Redacción
Juan Sebastián Sosa
El tema de los pasaportes originó un nuevo rifirrafe al interior de la Cancillería. Luego de José Antonio Salazar, el ahora exsecretario general de ese ministerio le otorgara la licitación de los pasaportes a Thomas Greg & Sons, la discusión ha ido aumentando de tono: primero con el presidente Petro y ahora con el canciller (encargado) Luis Gilberto Murillo.
Murillo salió a hacer una declaración en la que indicó que “el secretario general no tenía competencia para revocar el acto administrativo proferido por su superior directo”. Asimismo, indicó que el propio Salazar confesó que sus actuaciones fueron “inconsultas y, por tanto, contrarias a las del canciller encargado”.
Incluso, el propio Petro apoyó a Murillo: "No se puede declarar adjudicado un contrato cuando el superior jerárquico lo declaró desierto. El señor Salazar ha roto la ley y es a la justicia penal a la que le corresponde investigar los motivos", aseguró.
En ese sentido, el canciller (e) ratificó que Salazar fue suspendido y retirado de su cargo. Además, señaló que el proceso de los pasaportes sigue desierto y sin ser adjudicado.
Con el objetivo de defender su cargo y de justificar su decisión, Salazar salió a hacer un fuerte señalamiento: “el ministro encargado Luis Gilberto Murillo no es abogado, él es ingeniero de minas. Está inhabilitado para el ejercicio del cargo público”.
Según explicó Salazar, el artículo 122 de la Constitución dispone que “el funcionario que ha sido condenado por delitos contra el patrimonio público queda inhabilitado para ejercer cargos públicos. El doctor Murillo, yo nunca quería acudir a esto, fue condenado en primera y segunda instancia por el delito de peculado”.
¿Qué se sabe de la supuesta inhabilidad de Murillo?

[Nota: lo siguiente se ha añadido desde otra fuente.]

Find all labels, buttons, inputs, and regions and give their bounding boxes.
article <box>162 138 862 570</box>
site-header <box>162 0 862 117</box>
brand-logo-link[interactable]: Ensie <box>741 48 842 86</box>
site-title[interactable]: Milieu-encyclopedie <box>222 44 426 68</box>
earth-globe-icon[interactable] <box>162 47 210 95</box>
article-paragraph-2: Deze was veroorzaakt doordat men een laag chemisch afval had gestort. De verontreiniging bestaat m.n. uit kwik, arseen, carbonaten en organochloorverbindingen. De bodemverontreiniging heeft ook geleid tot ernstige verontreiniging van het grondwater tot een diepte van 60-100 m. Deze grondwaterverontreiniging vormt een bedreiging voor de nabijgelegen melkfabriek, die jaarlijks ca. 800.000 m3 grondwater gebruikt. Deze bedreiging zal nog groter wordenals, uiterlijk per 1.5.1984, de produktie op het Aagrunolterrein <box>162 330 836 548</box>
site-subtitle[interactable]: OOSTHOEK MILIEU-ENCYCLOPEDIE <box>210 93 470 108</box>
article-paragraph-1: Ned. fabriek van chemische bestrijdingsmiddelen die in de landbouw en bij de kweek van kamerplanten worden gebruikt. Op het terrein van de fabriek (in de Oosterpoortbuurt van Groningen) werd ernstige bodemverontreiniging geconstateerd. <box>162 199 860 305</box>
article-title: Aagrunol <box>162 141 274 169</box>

El diario El Tiempo dio a conocer que Murillo celebró el contrato N° 104 del 5 de septiembre de 1994 con un particular para la reparación locativa de la “Pascual de Andagoya”. Dicho acuerdo se firmó por cinco millones de pesos y para ello destinó diferentes recursos del programa denominado “saneamiento ambiental en zonas mineras del Departamento del Chocó”.
Por este caso, a Murillo le fue impuesta una pena de seis meses de prisión, interdicción de derechos y funciones públicas por el término de un año y multa de un (1) mil pesos.
Contra ese fallo, la defensa del hoy canciller (e) interpuso el recurso de casación en la modalidad discrecional. Sin embargo, la Sala de Casación Penal de la Corte Suprema de Justicia lo inadmitió por falta de técnica y la sentencia quedó ejecutoriada.
¿Esa condena lo inhabilita?
Como lo citó Salazar, el artículo 122 de la Constitución prohíbe que una persona que haya sido condenada en cualquier tiempo no puede ocupar cargos públicos.
Esto dice el artículo 122: “Sin perjuicio de las demás sanciones que establezca la ley, no podrán ser inscritos como candidatos a cargos de elección popular, ni elegidos, ni designados como servidores públicos, ni celebrar personalmente, o por interpuesta persona, contratos con el Estado, quienes hayan sido condenados, en cualquier tiempo, por la comisión de delitos que afecten el patrimonio del Estado o quienes hayan sido condenados por delitos relacionados con la pertenencia, promoción o financiación de grupos armados ilegales, delitos de lesa humanidad o por narcotráfico en Colombia o en el exterior”.
Este es un tema que le había salido a relucir a Murillo: en su momento, cuando fue la fórmula vicepresidencial de Sergio Fajardo, recordaron ese hecho, aunque en esa ocasión quedó jurídicamente resuelto.
La defensa de Murillo: mostró evidencia
Con un documento en mano, Luis Gilberto Murillo se defendió de los fuerte señalamientos de Salazar sobre su condena por peculado en Chocó. El canciller (e) mostró un certificado de antecedentes de la Procuraduría en la que consta que no cuenta con sanciones vigentes, ni inhabilidades.
El documento constata que en el Sistema de Información de Registro de Sanciones e Inhabilidades (Siri) el señor Luis Gilberto Murillo “no registra sanciones ni inhabilidades vigentes”.